What did the Buddha mean by suffering?

detail from "Death of the Historical Buddha" (Nehan-zu, 14th century)

In the painting “Death of the Historical Buddha” from fourteenth-century Japan, witnesses to the Buddha’s passing display expressions of suffering. | Source: Met Museum

The Buddha’s first noble truth is most often—but inaccurately—rendered in English as “life is suffering.” As is often the case, this piece of ancient text loses a lot in translation.

The Pali word dukkha, usually translated as “suffering,” has a more subtle range of meanings. It’s sometimes described metaphorically as a wheel that is off its axle. A more literal translation of the first noble truth might be “life does not satisfy.”

The Buddha taught there are three kinds of dukkha. The first kind is physical and mental pain from the inevitable stresses of life like old age, sickness, and death.

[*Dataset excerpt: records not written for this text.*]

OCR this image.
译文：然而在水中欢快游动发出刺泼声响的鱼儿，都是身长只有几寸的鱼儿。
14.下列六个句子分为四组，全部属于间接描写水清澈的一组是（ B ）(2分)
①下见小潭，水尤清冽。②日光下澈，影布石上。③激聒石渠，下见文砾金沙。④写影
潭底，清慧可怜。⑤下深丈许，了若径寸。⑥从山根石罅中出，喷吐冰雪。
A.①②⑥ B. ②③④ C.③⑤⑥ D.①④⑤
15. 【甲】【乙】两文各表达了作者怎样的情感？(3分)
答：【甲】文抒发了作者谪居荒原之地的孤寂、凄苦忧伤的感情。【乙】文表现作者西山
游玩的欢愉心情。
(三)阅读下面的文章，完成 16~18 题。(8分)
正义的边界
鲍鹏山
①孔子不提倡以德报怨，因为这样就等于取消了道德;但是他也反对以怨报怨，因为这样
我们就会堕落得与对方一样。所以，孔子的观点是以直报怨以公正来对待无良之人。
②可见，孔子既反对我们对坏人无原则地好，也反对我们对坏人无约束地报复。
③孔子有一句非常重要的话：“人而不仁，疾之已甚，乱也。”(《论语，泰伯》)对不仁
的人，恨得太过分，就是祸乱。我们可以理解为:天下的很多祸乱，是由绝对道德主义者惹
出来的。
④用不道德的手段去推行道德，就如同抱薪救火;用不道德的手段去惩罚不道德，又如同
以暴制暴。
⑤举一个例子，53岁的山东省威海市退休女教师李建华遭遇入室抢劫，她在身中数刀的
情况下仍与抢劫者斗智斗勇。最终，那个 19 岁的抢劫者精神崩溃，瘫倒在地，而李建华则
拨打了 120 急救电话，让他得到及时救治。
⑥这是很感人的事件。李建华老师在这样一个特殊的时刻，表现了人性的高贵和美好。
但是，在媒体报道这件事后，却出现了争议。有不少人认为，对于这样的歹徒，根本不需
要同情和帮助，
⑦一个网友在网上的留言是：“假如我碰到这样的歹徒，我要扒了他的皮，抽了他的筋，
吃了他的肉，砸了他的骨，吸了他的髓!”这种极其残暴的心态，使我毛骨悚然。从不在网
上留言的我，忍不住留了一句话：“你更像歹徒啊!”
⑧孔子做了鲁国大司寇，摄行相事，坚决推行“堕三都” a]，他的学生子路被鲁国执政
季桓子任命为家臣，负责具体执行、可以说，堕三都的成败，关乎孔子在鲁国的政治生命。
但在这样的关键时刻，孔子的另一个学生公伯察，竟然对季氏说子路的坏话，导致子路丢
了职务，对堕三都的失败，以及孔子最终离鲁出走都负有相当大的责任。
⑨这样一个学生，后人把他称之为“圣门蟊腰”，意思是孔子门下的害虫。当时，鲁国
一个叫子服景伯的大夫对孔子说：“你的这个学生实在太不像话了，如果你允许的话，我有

The second is the distress we feel as a result of impermanence and change, such as the pain of failing to get what we want and of losing what we hold dear. The third kind of dukkha is a kind of existential suffering, the angst of being human, of living a conditioned existence and being subject to rebirth.

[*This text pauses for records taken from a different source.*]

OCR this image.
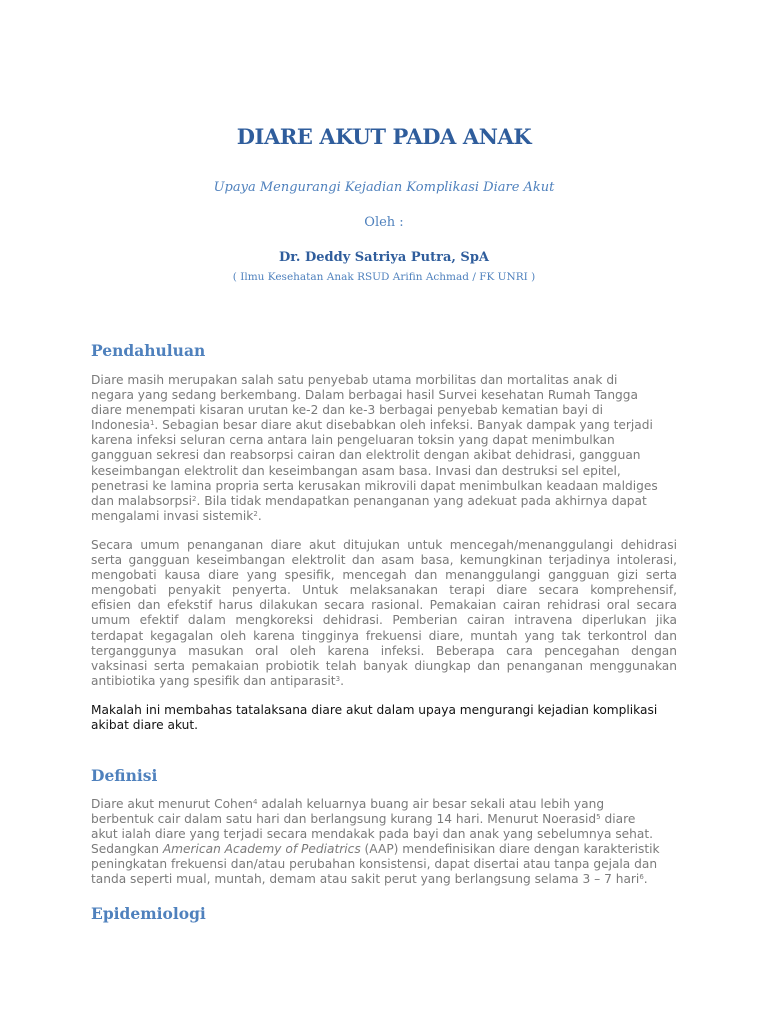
DIARE AKUT PADA ANAK
Upaya Mengurangi Kejadian Komplikasi Diare Akut
Oleh :
Dr. Deddy Satriya Putra, SpA
( Ilmu Kesehatan Anak RSUD Arifin Achmad / FK UNRI )
Pendahuluan
Diare masih merupakan salah satu penyebab utama morbilitas dan mortalitas anak di
negara yang sedang berkembang. Dalam berbagai hasil Survei kesehatan Rumah Tangga
diare menempati kisaran urutan ke-2 dan ke-3 berbagai penyebab kematian bayi di
Indonesia$^1$. Sebagian besar diare akut disebabkan oleh infeksi. Banyak dampak yang terjadi
karena infeksi seluran cerna antara lain pengeluaran toksin yang dapat menimbulkan
gangguan sekresi dan reabsorpsi cairan dan elektrolit dengan akibat dehidrasi, gangguan
keseimbangan elektrolit dan keseimbangan asam basa. Invasi dan destruksi sel epitel,
penetrasi ke lamina propria serta kerusakan mikrovili dapat menimbulkan keadaan maldiges
dan malabsorpsi$^2$. Bila tidak mendapatkan penanganan yang adekuat pada akhirnya dapat
mengalami invasi sistemik$^2$.
Secara umum penanganan diare akut ditujukan untuk mencegah/menanggulangi dehidrasi
serta gangguan keseimbangan elektrolit dan asam basa, kemungkinan terjadinya intolerasi,
mengobati kausa diare yang spesifik, mencegah dan menanggulangi gangguan gizi serta
mengobati penyakit penyerta. Untuk melaksanakan terapi diare secara komprehensif,
efisien dan efekstif harus dilakukan secara rasional. Pemakaian cairan rehidrasi oral secara
umum efektif dalam mengkoreksi dehidrasi. Pemberian cairan intravena diperlukan jika
terdapat kegagalan oleh karena tingginya frekuensi diare, muntah yang tak terkontrol dan
terganggunya masukan oral oleh karena infeksi. Beberapa cara pencegahan dengan
vaksinasi serta pemakaian probiotik telah banyak diungkap dan penanganan menggunakan
antibiotika yang spesifik dan antiparasit$^3$.
Makalah ini membahas tatalaksana diare akut dalam upaya mengurangi kejadian komplikasi
akibat diare akut.
Definisi
Diare akut menurut Cohen$^4$ adalah keluarnya buang air besar sekali atau lebih yang
berbentuk cair dalam satu hari dan berlangsung kurang 14 hari. Menurut Noerasid$^5$ diare
akut ialah diare yang terjadi secara mendakak pada bayi dan anak yang sebelumnya sehat.
Sedangkan American Academy of Pediatrics (AAP) mendefinisikan diare dengan karakteristik
peningkatan frekuensi dan/atau perubahan konsistensi, dapat disertai atau tanpa gejala dan
tanda seperti mual, muntah, demam atau sakit perut yang berlangsung selama 3 – 7 hari$^6$.
Epidemiologi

At the root of all kinds of dukkha is craving, or attachment. We go through life grasping at or clinging to what we think will gratify us and avoiding what we dislike. The second noble truth tells us that this very grasping, or clinging, or avoidance is the source of dukkha. We are like drowning people who reach for something floating by to save us, then discover that what we’ve latched onto provides only momentary relief, or temporary satisfaction. What we desire is never enough and never lasts.

The third noble truth assures us there is another way to find an end to suffering, and that way, as explained in the fourth noble truth, is the practice of the noble eightfold path. As we practice, we develop a happiness that is not dependent on external objects or life events but results from a cultivated state of mind that does not come and go as circumstances change. Even physical pain becomes less stressful with the awareness of a cultivated mind.

So, the teaching of the four noble truths is not that life is destined to be nothing but suffering, but that the means of finding liberation from suffering is always available to us. In this sense Buddhism is not pessimistic, as many people assume, but optimistic.